Schulz benennt vier Eckpunkte des Rentenplans

Schulz nannte vier Kernpunkte des Rentenkonzepts. Danach solle das Absinken des Rentenniveaus gestoppt werden. Zudem solle es eine Solidarrente über der Grundsicherung geben, damit Menschen, die ein Leben lang gearbeitet hätten, nicht im Alter in Armut leben müssten. Im Gegensatz zur Union werde es mit der SPD keine Anhebung des Rentenalters geben. Und zudem wolle die SPD in der nächsten Legislaturperiode einen neuen Generationenvertrag erarbeiten, der den Lebensstandard im Alter sichere, sagte Schulz.

Arbeitsministerin Andrea Nahles füllte die Kernpunkte mit Inhalt: Demnach soll das Rentenniveau bis 2030 bei mindestens 48 Prozent des durchschnittlichen Einkommens bleiben. Der Beitragssatz solle nicht über 22 Prozent steigen. Das SPD-Konzept sieht auch eine Solidarrente für Geringverdiener vor, die nach 35 Beitragsjahren eine Rente von mindestens zehn Prozent über der Grundsicherung im Alter erhalten sollen. Den Angaben zufolge belaufen sich die Kosten für das Reformprogramm bis 2030 auf 19,2 Milliarden Euro.

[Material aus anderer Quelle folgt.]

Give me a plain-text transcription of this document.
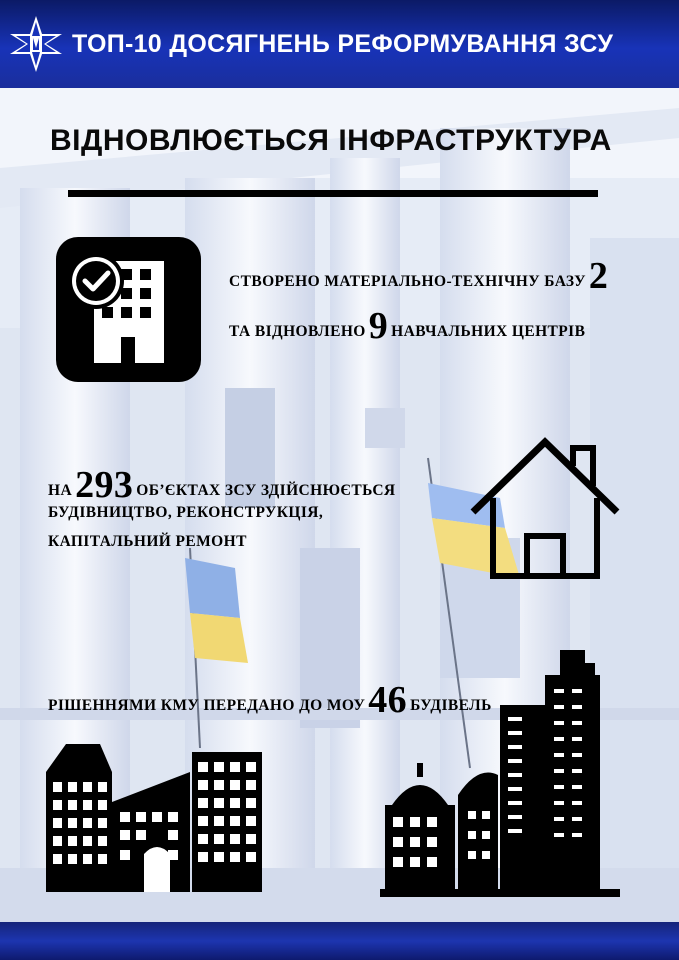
ТОП-10 ДОСЯГНЕНЬ РЕФОРМУВАННЯ ЗСУ
ВІДНОВЛЮЄТЬСЯ ІНФРАСТРУКТУРА
СТВОРЕНО МАТЕРІАЛЬНО-ТЕХНІЧНУ БАЗУ2
ТА ВІДНОВЛЕНО9 НАВЧАЛЬНИХ ЦЕНТРІВ
НА293 ОБ’ЄКТАХ ЗСУ ЗДІЙСНЮЄТЬСЯ
БУДІВНИЦТВО, РЕКОНСТРУКЦІЯ,
КАПІТАЛЬНИЙ РЕМОНТ
РІШЕННЯМИ КМУ ПЕРЕДАНО ДО МОУ46 БУДІВЕЛЬ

Die mit einer Stabilisierung des Rentenniveaus auf dem derzeitigen Stand verbundenen Mehrausgaben will die SPD durch eine Einbeziehung von Selbstständigen, einen schnelleren Anstieg des Beitragssatzes und ab 2028 mit einem Steuerzuschuss von 14,5 Milliarden Euro aufbringen. Ohne Korrekturen würde nach derzeitigen Berechnungen der Bundesregierung das Rentenniveau bis zum Jahr 2030 auf 44,7 Prozent sinken.

Schulz wirft Merkel fehlenden Mut vor

Deutschland sei ein wirtschaftlich starkes Land, "wir können uns eine stabile und sichere Rente leisten", sagte Schulz. Zugleich räumte er ein, dass dies nicht ohne "Ärmel hochkrempeln" zu leisten sei. Um dieses Reformprogramm zu stemmen, sei ein neuer Generationenvertrag notwendig.

Er kritisierte, dass sich Bundeskanzlerin Angela Merkel diesem Weg versperrt hätte. Er warf der Union unter Merkel fehlenden Mut und eine "Politik des Abwartens und Abwiegelns" vor.